Developed by Gene Berg and Bob Dixon in 1972
Why a counterweight crankshaft? The VW air-cooled engine is designed for low RPM, low power output and high mileage use. When used that way it gives many years of trouble free service with little or no wear. However, the higher the RPM, power, or the quicker the acceleration, the more the centrifugal force bends the crank at the center main. This bending force occurs because the two center rod journals are on the same side, putting all the weighted forces on one side of the crankshaft. This pounds out the case at the center main saddle, plus makes the pulley and flywheel run out, often damaging the case at the pulley end. It also puts the rod into an acute angle, one of the things which drives wrist pin keepers out of the piston. If this bending gets too bad it can cause rod breakage or even the loss of a flywheel. Berg counterweights balance this effect so the crank not only stays straight, it also rotates on a film of oil, as it should. Crankshaft strength is also increased with the addition of the counterweight. This provides longer case, rod, piston, cylinder, and bearing life.
Through years of testing and development we developed exclusive techniques, material, and welding rod to install counterweights without any distortion, bending or inherent stress to the crankshaft. This exclusive Gene Berg counterweighting process provides us with the ability to add counterweights to a brand new crankshaft without any distortion or bending. We only use good used genuine VW cranks that have never had a burned journal, been bent, or have any damage. Our process includes properly adding the counterweights, machining the crankshaft with the proper angles for the latest case, and glass beading the entire crankshaft. We then check all four-rod journals for stroke and index, averaging the journals so that we regrind it to the same stroke and index on all four journals. This requires almost three times the grinding time as compared to simply regrinding the crank by following the out of stroke and index on each individual journal as our competitors do.

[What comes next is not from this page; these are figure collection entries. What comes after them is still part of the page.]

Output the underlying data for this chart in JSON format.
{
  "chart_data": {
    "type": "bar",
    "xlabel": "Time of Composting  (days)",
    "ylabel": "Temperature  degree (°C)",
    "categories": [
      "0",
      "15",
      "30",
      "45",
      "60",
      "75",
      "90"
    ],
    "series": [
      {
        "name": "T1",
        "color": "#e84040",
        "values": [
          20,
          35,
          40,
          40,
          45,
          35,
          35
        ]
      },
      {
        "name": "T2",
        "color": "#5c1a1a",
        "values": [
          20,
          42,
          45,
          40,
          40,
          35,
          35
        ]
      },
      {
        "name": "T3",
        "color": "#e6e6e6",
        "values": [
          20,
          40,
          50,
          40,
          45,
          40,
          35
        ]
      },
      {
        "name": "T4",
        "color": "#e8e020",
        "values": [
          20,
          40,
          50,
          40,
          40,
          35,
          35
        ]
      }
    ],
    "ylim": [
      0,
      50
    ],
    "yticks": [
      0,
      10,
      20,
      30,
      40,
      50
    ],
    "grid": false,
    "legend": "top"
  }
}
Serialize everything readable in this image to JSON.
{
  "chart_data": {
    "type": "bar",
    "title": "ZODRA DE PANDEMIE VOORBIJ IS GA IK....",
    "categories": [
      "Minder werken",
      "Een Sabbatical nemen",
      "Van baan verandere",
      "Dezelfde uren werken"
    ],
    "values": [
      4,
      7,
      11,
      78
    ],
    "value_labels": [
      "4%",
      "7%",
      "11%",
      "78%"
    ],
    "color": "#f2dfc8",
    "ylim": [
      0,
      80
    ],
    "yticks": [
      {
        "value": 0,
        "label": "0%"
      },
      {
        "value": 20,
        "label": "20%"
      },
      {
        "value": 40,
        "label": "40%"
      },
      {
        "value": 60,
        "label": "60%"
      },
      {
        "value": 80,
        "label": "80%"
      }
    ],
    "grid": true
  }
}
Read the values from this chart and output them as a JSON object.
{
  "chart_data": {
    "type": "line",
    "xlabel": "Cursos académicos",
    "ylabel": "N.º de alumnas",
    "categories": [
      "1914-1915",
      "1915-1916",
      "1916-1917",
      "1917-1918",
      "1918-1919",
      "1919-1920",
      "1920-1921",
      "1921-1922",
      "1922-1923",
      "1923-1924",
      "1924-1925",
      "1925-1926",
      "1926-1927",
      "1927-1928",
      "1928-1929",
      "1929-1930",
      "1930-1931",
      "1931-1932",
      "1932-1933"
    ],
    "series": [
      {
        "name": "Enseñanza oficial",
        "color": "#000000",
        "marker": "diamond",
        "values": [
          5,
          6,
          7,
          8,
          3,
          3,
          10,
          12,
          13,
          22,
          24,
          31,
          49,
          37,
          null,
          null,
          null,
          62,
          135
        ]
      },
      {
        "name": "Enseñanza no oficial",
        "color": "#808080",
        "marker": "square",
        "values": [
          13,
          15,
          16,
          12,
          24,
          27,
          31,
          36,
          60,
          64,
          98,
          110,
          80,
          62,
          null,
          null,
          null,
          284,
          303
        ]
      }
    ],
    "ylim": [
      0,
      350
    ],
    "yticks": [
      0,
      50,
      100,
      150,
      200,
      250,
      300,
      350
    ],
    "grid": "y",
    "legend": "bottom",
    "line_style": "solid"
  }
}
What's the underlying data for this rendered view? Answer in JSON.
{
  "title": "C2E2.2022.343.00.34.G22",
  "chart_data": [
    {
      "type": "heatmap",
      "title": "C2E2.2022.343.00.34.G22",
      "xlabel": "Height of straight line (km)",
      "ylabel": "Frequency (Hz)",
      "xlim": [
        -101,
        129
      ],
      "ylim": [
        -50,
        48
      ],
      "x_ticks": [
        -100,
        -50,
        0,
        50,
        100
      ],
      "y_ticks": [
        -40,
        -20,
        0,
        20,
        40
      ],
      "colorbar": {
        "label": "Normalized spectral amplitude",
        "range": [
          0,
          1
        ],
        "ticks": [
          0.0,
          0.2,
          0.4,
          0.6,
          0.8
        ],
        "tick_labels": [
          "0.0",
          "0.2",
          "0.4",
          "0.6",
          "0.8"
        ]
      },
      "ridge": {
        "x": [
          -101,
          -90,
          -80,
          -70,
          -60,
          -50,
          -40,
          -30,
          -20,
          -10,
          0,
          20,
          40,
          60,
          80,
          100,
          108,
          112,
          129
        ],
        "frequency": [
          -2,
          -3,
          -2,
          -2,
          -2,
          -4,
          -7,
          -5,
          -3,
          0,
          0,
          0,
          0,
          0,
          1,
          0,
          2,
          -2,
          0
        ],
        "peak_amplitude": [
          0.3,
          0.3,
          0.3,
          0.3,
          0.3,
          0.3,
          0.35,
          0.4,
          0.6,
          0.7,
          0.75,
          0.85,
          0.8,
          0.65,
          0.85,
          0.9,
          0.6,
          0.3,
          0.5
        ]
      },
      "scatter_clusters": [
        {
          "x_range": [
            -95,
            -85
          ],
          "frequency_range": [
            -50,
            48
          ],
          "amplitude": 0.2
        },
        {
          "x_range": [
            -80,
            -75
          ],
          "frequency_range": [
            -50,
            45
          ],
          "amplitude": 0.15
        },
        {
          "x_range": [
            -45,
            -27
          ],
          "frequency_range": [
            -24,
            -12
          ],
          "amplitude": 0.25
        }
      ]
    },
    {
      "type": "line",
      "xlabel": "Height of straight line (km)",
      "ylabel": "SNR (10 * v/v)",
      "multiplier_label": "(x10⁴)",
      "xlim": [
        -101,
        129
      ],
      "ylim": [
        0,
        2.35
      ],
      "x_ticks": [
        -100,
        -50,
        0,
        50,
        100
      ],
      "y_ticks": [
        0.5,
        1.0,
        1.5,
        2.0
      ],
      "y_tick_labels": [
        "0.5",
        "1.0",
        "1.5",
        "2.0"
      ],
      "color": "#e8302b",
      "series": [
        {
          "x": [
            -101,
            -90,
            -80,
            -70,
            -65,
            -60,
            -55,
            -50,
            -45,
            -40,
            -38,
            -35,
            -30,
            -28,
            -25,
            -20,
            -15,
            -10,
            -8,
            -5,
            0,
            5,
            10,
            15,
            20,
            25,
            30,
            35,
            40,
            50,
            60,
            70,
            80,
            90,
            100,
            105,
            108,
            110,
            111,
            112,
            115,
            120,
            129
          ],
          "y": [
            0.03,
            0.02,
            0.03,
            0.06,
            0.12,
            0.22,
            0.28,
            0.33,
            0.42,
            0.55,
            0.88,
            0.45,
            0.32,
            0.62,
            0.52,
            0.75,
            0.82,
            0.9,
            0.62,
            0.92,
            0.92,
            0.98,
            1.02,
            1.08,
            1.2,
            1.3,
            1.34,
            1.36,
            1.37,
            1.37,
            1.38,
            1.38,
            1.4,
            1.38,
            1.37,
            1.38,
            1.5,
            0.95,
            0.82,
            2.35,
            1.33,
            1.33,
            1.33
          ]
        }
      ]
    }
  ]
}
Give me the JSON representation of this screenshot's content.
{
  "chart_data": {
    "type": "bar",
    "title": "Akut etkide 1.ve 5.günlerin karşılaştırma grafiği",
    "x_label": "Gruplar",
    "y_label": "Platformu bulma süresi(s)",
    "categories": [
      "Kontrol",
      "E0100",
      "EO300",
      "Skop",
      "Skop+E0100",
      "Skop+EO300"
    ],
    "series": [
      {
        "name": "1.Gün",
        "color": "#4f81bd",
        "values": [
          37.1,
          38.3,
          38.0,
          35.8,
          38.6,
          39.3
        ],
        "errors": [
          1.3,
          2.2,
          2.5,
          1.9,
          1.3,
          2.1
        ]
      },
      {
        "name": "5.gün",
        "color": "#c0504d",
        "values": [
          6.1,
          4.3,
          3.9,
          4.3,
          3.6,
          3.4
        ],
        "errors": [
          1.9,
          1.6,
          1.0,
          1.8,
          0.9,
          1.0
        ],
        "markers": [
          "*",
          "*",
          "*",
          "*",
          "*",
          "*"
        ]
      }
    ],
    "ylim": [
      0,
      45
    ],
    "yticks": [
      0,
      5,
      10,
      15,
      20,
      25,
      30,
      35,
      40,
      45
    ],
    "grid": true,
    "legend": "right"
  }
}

Next, we grind the mains on all four journals without removing the crank from the grinder. We do not follow the wear on the journal, we properly dial the crankshaft in at both ends so your timing gears, pulley, and flywheel run concentric, again taking almost twice as long to do. Most grinders do not have extra pre-set dial indicators (the cost is over $1000 each) for every size they grind as we do. They remove the crankshaft after the three big mains are done. After all, cranks are done on the three big mains, remember we use the 411 center diameter which means two gauges to do the big three, then they put the crank back in and redial it to as close as possible (they can never get it 100% correct again) and grind the #4 main. Some shops do not even redial the crank in when grinding #4. Further, other shops dial the main journals in and not the gear, pulley, and flywheel areas as it is far faster to simply grind the journal following the wear rather than having an interrupted grind to correct the crank back to a completely straight line.
We butt grind the flywheel end and the bearing thrust surface to assure flatness and bearing longevity. Any crankshafts that have wear in the flywheel shim area are welded up on our special submerged arc welder before grinding is started. These are then reground to the standard o'ring dimension when the mains are ground. We precision balance the crankshaft on our space age computer controlled ridged mount balancer. This, unlike our competitors, is included in the price of our crankshafts because it is critical to the life of the crank and engine case. Last is the finish micro polishing. Many people do not do this step properly, if at all. However, we have found that it can increase the life of the engine by as much as 25%.
Yes, we feel all of this extra work and quality (that no one else offers) is critical in providing smoother running and better life at any RPM. It's the smartest thing that can be done, even during a stock rebuild, and is an absolute must to achieve good longevity for any higher than stock performance engine.
We have run Berg properly counterweighted cranks in race cars at well over 9,500 RPM and in many street high performance engines producing three times the original HP, frequently being turned 7,000 RPM. Many of our customers report well into the 150,000-mile mark now and some over 200,000 miles with little or no case wear. If your Berg counterweighted crank has run longer than 300,000 miles without requiring a regrind let us know as that is the record at this time.
Our research and development cars naturally use our cranks, as do most quality engine builders. These people require the best for their use in the street engines they sell. Their reputation depends on it. They know we originated the unique processes to make crankshafts live as well as our famous wedgemated flywheel installation to keep the flywheel on in severe drag race use. These processes have been copied by many, but still never duplicated. Ours have the ultimate strength and the most counterweighting available today. We have what you need to do the job from a stock rebuild to all out street engines - the first time around. Compare ours to all others and see why it is far less to get a genuine Gene Berg counterweighted crankshaft that provides more resale value than anyone else's does.